More recently, it was a tree-dweller I'd never even looked for.
So, yesterday we were driving up the side of a mountain in my dad's 4WD. We headed through state forest and into National Parks' land, ricocheting along a washed-out fire trail, past grass trees and native orchids and towering eucalypts that made me feel vertiginous and insignificant and tied to the spiritus mundi all at once.
I was staring out the opposite backseat window -- looking through the canopy onto the mountains below -- and thinking about how heights make me nervous and acknowledging that I'm an unequivocal valley/coastline dweller, when I spotted someone staring right back at me.
A koala -- probably 200 metres away -- was sitting up on a branch of a giant, exposed gum, watching our white truck labouring up the mountainside track. And at first, I genuinely thought it was staring at me, personally.

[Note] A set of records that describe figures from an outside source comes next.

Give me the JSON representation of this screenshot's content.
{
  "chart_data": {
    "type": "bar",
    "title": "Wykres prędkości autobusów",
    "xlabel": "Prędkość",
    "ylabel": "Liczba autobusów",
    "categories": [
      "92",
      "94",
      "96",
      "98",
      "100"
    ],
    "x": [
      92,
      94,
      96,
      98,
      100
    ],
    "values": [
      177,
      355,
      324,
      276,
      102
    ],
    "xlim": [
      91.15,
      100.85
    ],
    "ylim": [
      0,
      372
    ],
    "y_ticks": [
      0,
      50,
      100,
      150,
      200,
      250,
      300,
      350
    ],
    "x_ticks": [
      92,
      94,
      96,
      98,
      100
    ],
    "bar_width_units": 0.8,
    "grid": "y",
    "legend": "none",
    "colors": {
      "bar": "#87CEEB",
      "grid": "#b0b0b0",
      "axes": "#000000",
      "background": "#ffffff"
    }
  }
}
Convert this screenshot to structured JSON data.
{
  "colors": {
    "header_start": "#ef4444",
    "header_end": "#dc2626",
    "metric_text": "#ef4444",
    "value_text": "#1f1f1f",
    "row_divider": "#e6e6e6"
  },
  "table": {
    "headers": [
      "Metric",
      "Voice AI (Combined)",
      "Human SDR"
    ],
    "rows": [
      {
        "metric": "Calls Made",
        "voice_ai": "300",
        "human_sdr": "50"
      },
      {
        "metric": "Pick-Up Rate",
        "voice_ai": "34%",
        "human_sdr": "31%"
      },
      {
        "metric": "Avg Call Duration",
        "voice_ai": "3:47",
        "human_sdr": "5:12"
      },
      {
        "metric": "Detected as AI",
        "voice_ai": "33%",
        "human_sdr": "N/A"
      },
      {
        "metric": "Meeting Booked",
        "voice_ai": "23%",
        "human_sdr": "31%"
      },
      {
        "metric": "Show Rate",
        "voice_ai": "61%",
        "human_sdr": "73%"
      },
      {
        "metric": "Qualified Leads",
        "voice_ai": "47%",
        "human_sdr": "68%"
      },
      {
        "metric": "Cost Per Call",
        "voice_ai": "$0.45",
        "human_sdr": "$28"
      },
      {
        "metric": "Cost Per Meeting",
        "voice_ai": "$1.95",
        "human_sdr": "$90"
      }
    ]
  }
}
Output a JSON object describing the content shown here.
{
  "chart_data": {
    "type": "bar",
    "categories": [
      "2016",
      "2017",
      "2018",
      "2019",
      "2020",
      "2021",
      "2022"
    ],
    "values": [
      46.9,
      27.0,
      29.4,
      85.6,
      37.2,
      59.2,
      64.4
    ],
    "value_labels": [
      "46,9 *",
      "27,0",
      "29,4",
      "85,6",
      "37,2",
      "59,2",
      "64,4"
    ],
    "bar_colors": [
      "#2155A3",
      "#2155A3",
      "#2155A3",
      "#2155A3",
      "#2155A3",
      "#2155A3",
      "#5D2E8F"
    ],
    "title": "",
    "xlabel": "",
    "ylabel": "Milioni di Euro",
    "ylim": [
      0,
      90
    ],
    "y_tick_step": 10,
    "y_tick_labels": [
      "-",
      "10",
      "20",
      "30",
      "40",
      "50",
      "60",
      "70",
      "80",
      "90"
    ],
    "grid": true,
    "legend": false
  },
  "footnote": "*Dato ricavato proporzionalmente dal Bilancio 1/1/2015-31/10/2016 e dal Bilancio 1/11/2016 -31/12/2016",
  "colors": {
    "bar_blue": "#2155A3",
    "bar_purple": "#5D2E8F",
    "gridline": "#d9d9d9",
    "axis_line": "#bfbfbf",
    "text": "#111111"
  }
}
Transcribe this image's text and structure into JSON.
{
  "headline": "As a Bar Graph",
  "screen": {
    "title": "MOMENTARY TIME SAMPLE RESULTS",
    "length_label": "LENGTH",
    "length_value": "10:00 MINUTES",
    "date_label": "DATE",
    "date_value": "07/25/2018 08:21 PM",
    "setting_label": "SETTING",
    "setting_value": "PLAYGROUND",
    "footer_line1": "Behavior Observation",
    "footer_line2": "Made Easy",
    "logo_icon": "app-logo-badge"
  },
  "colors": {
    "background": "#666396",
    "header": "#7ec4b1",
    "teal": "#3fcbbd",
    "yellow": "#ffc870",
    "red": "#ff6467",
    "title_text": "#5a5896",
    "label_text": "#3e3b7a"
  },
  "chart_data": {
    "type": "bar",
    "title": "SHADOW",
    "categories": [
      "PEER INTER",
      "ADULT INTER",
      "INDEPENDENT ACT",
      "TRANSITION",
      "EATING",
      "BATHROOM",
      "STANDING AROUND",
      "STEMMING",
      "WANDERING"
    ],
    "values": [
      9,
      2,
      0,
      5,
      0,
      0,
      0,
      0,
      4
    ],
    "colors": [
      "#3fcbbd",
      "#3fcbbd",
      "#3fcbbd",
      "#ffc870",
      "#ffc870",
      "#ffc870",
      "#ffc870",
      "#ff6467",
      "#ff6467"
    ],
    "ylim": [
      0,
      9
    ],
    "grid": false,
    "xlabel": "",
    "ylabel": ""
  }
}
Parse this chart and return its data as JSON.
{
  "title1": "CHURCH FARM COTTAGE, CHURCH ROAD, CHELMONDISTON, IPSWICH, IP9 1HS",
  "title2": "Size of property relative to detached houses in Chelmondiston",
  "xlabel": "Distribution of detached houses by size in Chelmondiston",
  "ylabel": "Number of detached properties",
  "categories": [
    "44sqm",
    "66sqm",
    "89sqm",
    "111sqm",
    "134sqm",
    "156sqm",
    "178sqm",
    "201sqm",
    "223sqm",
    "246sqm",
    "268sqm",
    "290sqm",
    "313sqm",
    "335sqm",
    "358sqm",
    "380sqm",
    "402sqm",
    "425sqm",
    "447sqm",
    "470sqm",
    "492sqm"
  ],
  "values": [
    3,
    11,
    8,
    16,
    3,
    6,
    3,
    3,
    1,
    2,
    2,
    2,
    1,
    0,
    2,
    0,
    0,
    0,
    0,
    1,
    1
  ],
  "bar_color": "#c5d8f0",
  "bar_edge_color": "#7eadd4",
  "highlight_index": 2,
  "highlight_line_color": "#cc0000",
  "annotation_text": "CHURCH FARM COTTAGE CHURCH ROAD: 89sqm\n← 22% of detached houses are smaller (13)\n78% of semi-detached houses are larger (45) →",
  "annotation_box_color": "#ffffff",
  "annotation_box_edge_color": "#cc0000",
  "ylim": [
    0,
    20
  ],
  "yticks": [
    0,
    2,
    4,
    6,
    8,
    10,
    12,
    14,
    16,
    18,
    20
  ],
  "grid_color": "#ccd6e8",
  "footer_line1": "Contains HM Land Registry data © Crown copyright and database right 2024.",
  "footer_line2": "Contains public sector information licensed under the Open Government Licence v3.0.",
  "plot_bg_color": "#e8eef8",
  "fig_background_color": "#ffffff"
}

I yelled for dad to stop the truck, jumped out and ran to the edge of the track to watch the koala more closely. In all our time living with a back fence of bushland, we'd never seen a koala in our area or any neighbouring farms, so were considerably stoked and impressed as he clambered into a more leafy part of the tree and disappeared from view again.
And while it might seem like just another weird and unexpected animal sighting, for me it underlined the thing I love most about the natural world: that every secret revealed, and every gift received is all blind luck. To me, seeing wild animals in their environment, or finding feathers or skulls or snakeskins, has always felt like finding something so rare and precious and privileged ... and I'm infinitely grateful that I was taught to feel that way about it.